Un jour sous le signe du doute, de la peur, de l’incompréhension. Cette fragilité qu’on pense surmonter avec le temps vient nous rappeler que le combat n’est pas fini. Le combat est omniprésent avec chaque nouvel aube. Il accompagne chacun de nos pas vers le bonheur.

Il y a des jours où tout semble parfait. Facile. Simple. Il y a d’autres où le simple fait de sortir de son lit est un effort, une corvée. Les vents tumultueux de la vie peuvent provoquer les pires des vagues dans notre âme et dans ce cas, surfer devient quasi impossible. On a l’impression de couler au fond de nous-mêmes. Mais aucun sauveteur n’y peut rien. On est notre propre sauveteur. Personne d’autre. À quel point peut-on nous tendre la main pour nous aider à refaire surface afin de prendre une bouffée d’oxygène? Ça dépend des jours.

On est des humains donc des êtres faits d’émotions. Avoir peur, être fatigué, vouloir se réfugier dans son petit monde réconfortant, s’ouvrir à l’autre, pleurer…toute une gamme de réactions parfaitement humaines. Nous avons toujours le choix de la réaction vis-à-vis les moments les moins faciles mais des fois, on n’a juste pas envie de choisir. On est tellement submergés par la marée haute qui saisit notre âme que tout ce qu’on veut c’est un rayon de soleil qui vient réchauffer notre coeur en bandoulière.
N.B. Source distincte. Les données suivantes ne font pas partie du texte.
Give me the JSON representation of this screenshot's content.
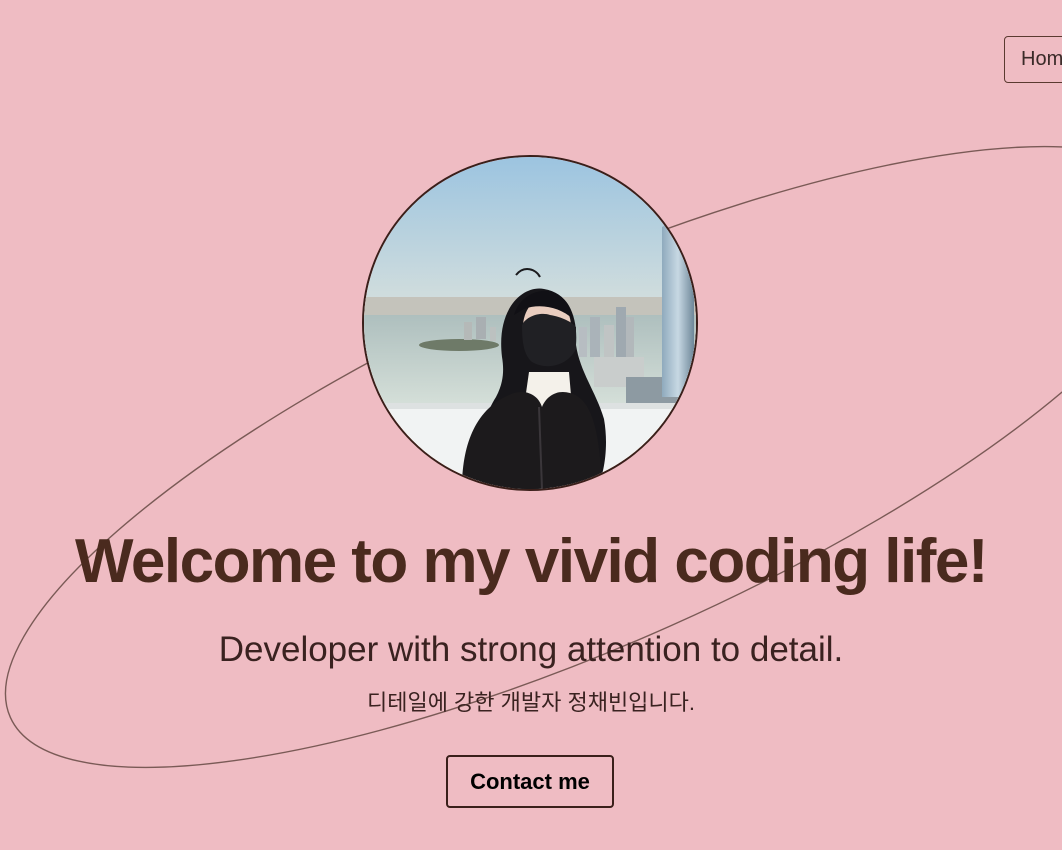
{
  "nav": {
    "home_label": "Home"
  },
  "hero": {
    "headline": "Welcome to my vivid coding life!",
    "tagline": "Developer with strong attention to detail.",
    "tagline_ko": "디테일에 강한 개발자 정채빈입니다.",
    "contact_label": "Contact me"
  },
  "colors": {
    "background": "#efbcc3",
    "headline": "#4a2a1e",
    "border": "#3a1f1a"
  }
}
Je me mets souvent en question lorsque je vis ce tumulte dérangeant à l’intérieur de moi. Je me juge un peu trop sévèrement des fois, même si je sais que je n’ai pas le contrôle sur l’intensité et la direction des vents. Ma nature (hyper)sensible est la cause de ce retrait émotionnel vers l’intérieur. Je me cache dans ma bulle sécuritaire, le temps que le bruit diminue. Ensuite je m’ouvre à nouveau. Avant, je refusais ce trait de ma personnalité. Aujourd’hui, je l’accepte, je le comprends mieux et je l’assume. Ce retrait me permet de maîtriser mes émotions et d’en faire abstraction dans le but de m’ouvrir à nouveau vers l’extérieur. Heureusement, ce n’est pas long avant de retourner dans le moment présent et être dans l’action.
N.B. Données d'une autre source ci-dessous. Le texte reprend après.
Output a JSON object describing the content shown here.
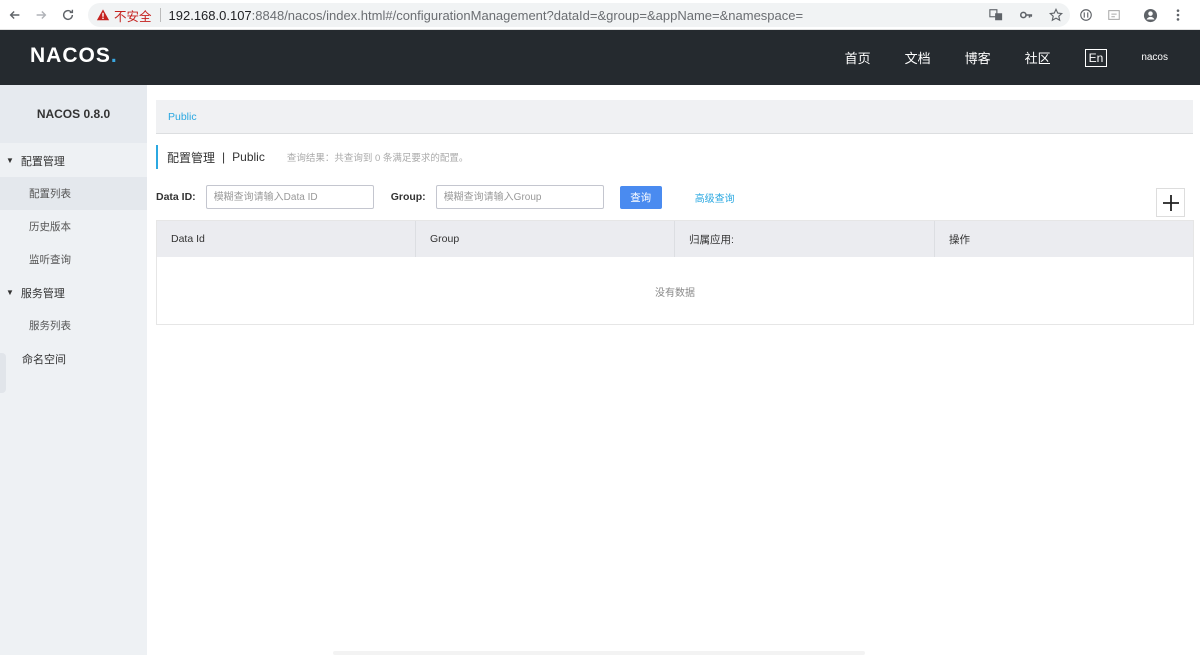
{
  "browser": {
    "insecure_label": "不安全",
    "url_host": "192.168.0.107",
    "url_rest": ":8848/nacos/index.html#/configurationManagement?dataId=&group=&appName=&namespace="
  },
  "header": {
    "logo_main": "NACOS",
    "logo_dot": ".",
    "nav": [
      "首页",
      "文档",
      "博客",
      "社区"
    ],
    "lang": "En",
    "user": "nacos"
  },
  "sidebar": {
    "title": "NACOS 0.8.0",
    "groups": [
      {
        "label": "配置管理",
        "items": [
          "配置列表",
          "历史版本",
          "监听查询"
        ]
      },
      {
        "label": "服务管理",
        "items": [
          "服务列表"
        ]
      }
    ],
    "namespace": "命名空间"
  },
  "main": {
    "namespace_link": "Public",
    "page_title": "配置管理",
    "page_sep": "|",
    "page_ns": "Public",
    "query_result": "查询结果：共查询到 0 条满足要求的配置。",
    "search": {
      "dataid_label": "Data ID:",
      "dataid_placeholder": "模糊查询请输入Data ID",
      "group_label": "Group:",
      "group_placeholder": "模糊查询请输入Group",
      "query_btn": "查询",
      "advanced_link": "高级查询"
    },
    "table": {
      "headers": [
        "Data Id",
        "Group",
        "归属应用:",
        "操作"
      ],
      "empty_text": "没有数据"
    }
  },
  "colors": {
    "header_bg": "#252a2f",
    "accent": "#2ba8e1",
    "primary_button": "#4a8bf0",
    "sidebar_bg": "#eef1f4"
  }
}
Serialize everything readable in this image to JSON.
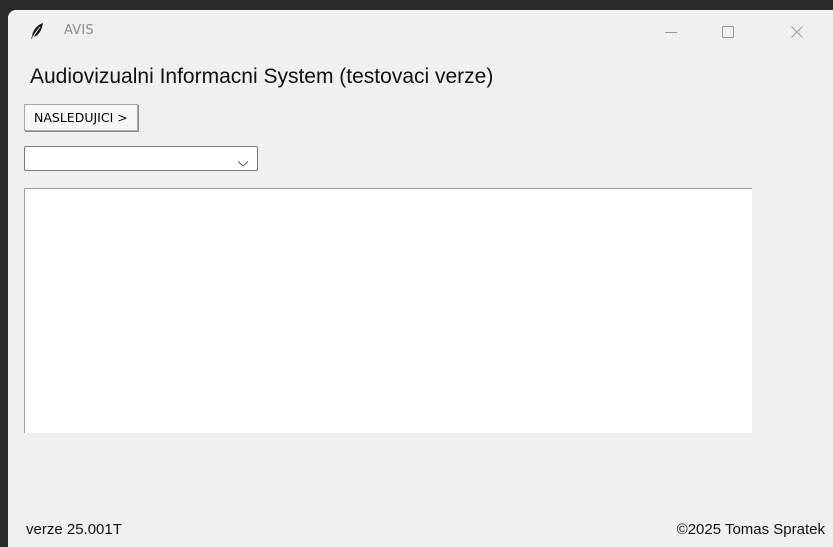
{
  "window": {
    "title": "AVIS",
    "app_icon": "feather-icon",
    "controls": {
      "minimize_icon": "minimize-icon",
      "maximize_icon": "maximize-icon",
      "close_icon": "close-icon"
    }
  },
  "main": {
    "heading": "Audiovizualni Informacni System (testovaci verze)",
    "next_button_label": "NASLEDUJICI >",
    "combo": {
      "value": "",
      "arrow_icon": "chevron-down-icon"
    },
    "text_area": {
      "value": ""
    }
  },
  "footer": {
    "version": "verze 25.001T",
    "copyright": "©2025 Tomas Spratek"
  }
}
La vie n’est pas rose tout le temps malgré ma joie de vivre. Par contre, je carbure sur l’espoir et l’optimisme. Je sais bien qu’il nous faut de la pluie et du soleil pour voir les couleurs pastels de l’arc-en-ciel. Je sais. Mais c’est un de ces soirs où l’on a besoin d’une étreinte affectueuse, d’un sourire réconfortant et de la chaleur d’un corps contre le notre. Une présence humaine quoi. On a beau être fort, indépendant, en contrôle, reste que notre besoin en amour (aimer et être aimé) est un besoin primaire. Je détiens un coeur rempli d’amour en attente d’être pris par un autre coeur rempli d’amour. Je sais que tout peut être forcé, sauf l’amour. Il débarque à l’improviste lorsqu’on s’y attend le moins. On ne peut diriger son cours. Il s’empare de tout notre être pour nous purifier, nous faire vibrer, frémir et nous ébranler sans qu’on puisse riposter. Un amour démesuré. Immodéré! Oui je sais.
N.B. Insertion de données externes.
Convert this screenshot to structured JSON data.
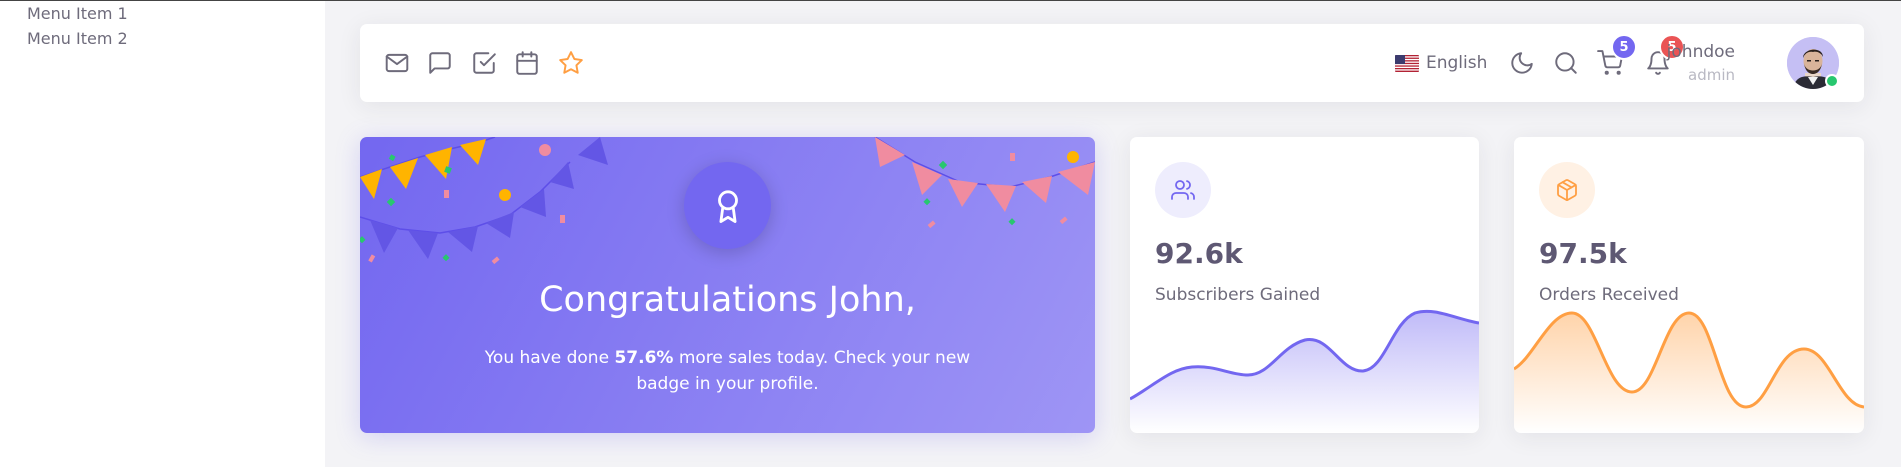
{
  "sidebar": {
    "items": [
      {
        "label": "Menu Item 1"
      },
      {
        "label": "Menu Item 2"
      }
    ]
  },
  "navbar": {
    "bookmarks": [
      {
        "icon": "mail-icon",
        "label": "Email"
      },
      {
        "icon": "chat-icon",
        "label": "Chat"
      },
      {
        "icon": "todo-icon",
        "label": "Todo"
      },
      {
        "icon": "calendar-icon",
        "label": "Calendar"
      },
      {
        "icon": "star-icon",
        "label": "Bookmark"
      }
    ],
    "language": "English",
    "cart_count": "5",
    "notification_count": "5",
    "user": {
      "name": "johndoe",
      "role": "admin"
    }
  },
  "congratulation": {
    "title": "Congratulations John,",
    "text_before": "You have done ",
    "highlight": "57.6%",
    "text_after": " more sales today. Check your new badge in your profile."
  },
  "stats": [
    {
      "value": "92.6k",
      "label": "Subscribers Gained",
      "icon": "users-icon",
      "color": "#7367f0"
    },
    {
      "value": "97.5k",
      "label": "Orders Received",
      "icon": "package-icon",
      "color": "#ff9f43"
    }
  ],
  "colors": {
    "primary": "#7367f0",
    "warning": "#ff9f43",
    "danger": "#ea5455",
    "success": "#28c76f"
  }
}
Demain, ce sera un autre jour. Il ventera peut-être moins ou pas. Peut-être plus, qui sait!

 » L’important est d’Être Troublé, d’Aimer, d’Espérer, de Trembler, de Vivre.  » Auguste Rodin

Mon journal de gratitudes #14

Après un arrêt de 3 semaines, me voici de retour à mes anciens amours, à mes billets sur la gratitude. Cet arrêt m’a été imposé par mes propres limites. J’étais dispersée dans ma tête et je manquais de discipline. La fatigue des derniers mois m’a rattrapée plus que jamais et je dors peu. J’ai dû délaisser un peu le blog malgré qu’écrire me manque à mourir. C’est un exercice avant tout qui met de l’ordre dans ma vie et me rappelle « à l’ordre ». Ceux et celles qui me suivent depuis des mois savent qu’écrire c’est de l’introspection pour moi. Le journal des gratitudes est L’EXERCICE ultime pour ça. C’est un genre de méditation qui me permet de revenir dans le moment présent et de me concentrer sur ce qui est positif. Remercier la vie pour tout ce qu’elle m’offre au quotidien est devenu un mode de vie qui me fait du bien et qui me permet de voir tout ce que j’ai au lieu de ce que je n’ai pas. Dans mes moments d’inquiètude, il m’apaise et m’aide à accepter ce que je ne peux pas changer. Chacun sa façon!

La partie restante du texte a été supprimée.